“Globo Rural continua sendo uma revista necessária e oportuna.” Palavras de um de seus criadores e seu primeiro diretor, Humberto Pereira. O jornalista, que trabalhou por 41 anos no Grupo Globo, tem seu nome vinculado ao programa Globo Rural, que completa 45 anos em 2025, e à revista, a mais nova “quarentona” da empresa, que acaba de completar 100 anos.
Pereira abriu as portas de sua casa, em São Paulo, para a reportagem e contou como a ideia de criar a revista como complemento do programa de televisão surgiu não em salas de reuniões, mas em conversas de bar. E, em um mundo de tantas mudanças, na tecnologia, na sociedade e na própria imprensa, ele não hesita em dizer: “O brasileiro ama o Globo Rural e a Globo Rural”.
Leia também
Globo Rural organiza segunda edição do ‘Agro Horizonte’

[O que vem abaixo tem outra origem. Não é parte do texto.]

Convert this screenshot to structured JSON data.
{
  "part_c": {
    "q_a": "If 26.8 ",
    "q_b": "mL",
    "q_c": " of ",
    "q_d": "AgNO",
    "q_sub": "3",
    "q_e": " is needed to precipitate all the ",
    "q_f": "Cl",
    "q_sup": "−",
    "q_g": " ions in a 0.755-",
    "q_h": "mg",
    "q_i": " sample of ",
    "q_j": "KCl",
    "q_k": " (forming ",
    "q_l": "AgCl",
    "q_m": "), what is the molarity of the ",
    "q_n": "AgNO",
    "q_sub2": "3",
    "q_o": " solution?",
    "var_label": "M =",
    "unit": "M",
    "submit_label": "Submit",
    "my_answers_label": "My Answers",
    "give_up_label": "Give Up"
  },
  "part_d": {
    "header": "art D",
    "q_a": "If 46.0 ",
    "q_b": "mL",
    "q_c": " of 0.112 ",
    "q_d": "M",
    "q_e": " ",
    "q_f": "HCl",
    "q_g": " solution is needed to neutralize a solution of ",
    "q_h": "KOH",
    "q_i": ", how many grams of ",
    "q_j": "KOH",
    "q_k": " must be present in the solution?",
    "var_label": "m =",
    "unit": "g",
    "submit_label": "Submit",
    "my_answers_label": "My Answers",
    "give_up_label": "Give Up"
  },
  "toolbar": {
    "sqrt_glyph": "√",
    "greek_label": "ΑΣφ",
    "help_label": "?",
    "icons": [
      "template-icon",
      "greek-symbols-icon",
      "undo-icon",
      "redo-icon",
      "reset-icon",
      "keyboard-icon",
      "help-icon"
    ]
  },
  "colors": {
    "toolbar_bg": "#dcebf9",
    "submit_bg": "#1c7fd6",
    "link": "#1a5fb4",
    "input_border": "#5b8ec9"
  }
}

Café: sempre protagonista na Globo Rural
Globo Rural: Como você chegou ao Globo Rural?
Humberto Pereira: Na redação da Globo, em São Paulo, eu fazia Jornal Hoje, Jornal Nacional. E trabalhava com a editora Rio Gráfica em um projeto de teleducação. Quiseram me propor exclusividade nesse projeto. Fui até o diretor da Rede Globo São Paulo, Luiz Fernando Mercadante, e falei que ia trabalhar só com o Telecurso. “De maneira nenhuma. Eu tenho três coisas para te oferecer, você não vai sair daqui.” Eu disse: “Então, me fala só o terceiro, porque os outros dois eu já sei’”. “O terceiro é um programa rural, em rede para o Brasil inteiro.” Eu disse ‘Me dá’.
GR: De pronto, assim, na hora?
Pereira: De pronto. Era o primeiro programa em rede que não iria ser comandado do Rio de Janeiro. Então, a autonomia de quem fosse fazer o Globo Rural em São Paulo era do Brasil inteiro. E a temática me seduzia muito. Porque era uma coisa pioneira. O comercial da Globo fez uma pesquisa de viabilidade, constatou que tinha um grande desenvolvimento de energia elétrica e sinal de televisão para o campo. E que não tinha nenhum produto da Globo voltado para aquele público. O sucesso foi enorme. O programa Globo Rural foi uma explosão, a descoberta de um mundo bonito, mas laborioso. Um programa de uma força de trabalho: a produção de alimentos, fibras, energia.
GR: E tratar disso de um modo jornalístico.
Pereira: O que o Globo Rural não poderia ser? Vale também para a revista. Um telecurso. Tinha que ter todos os fundamentos do jornalismo baseando qualquer coisa. E a gente tem que fazer um programa bonito. A televisão tem que ser bonita também. “Qual é o público-alvo de vocês?’” me perguntaram inúmeras vezes. Eu falava: “Não é apenas o agricultor. É o público que tem televisão em casa”. E foi o que aconteceu. A audiência do programa extrapolou o mundo rural, foi para a cidade. A cidade tem a ver com o campo. O que não havia era uma consciência dessa ligação, que a gente procurou salientar.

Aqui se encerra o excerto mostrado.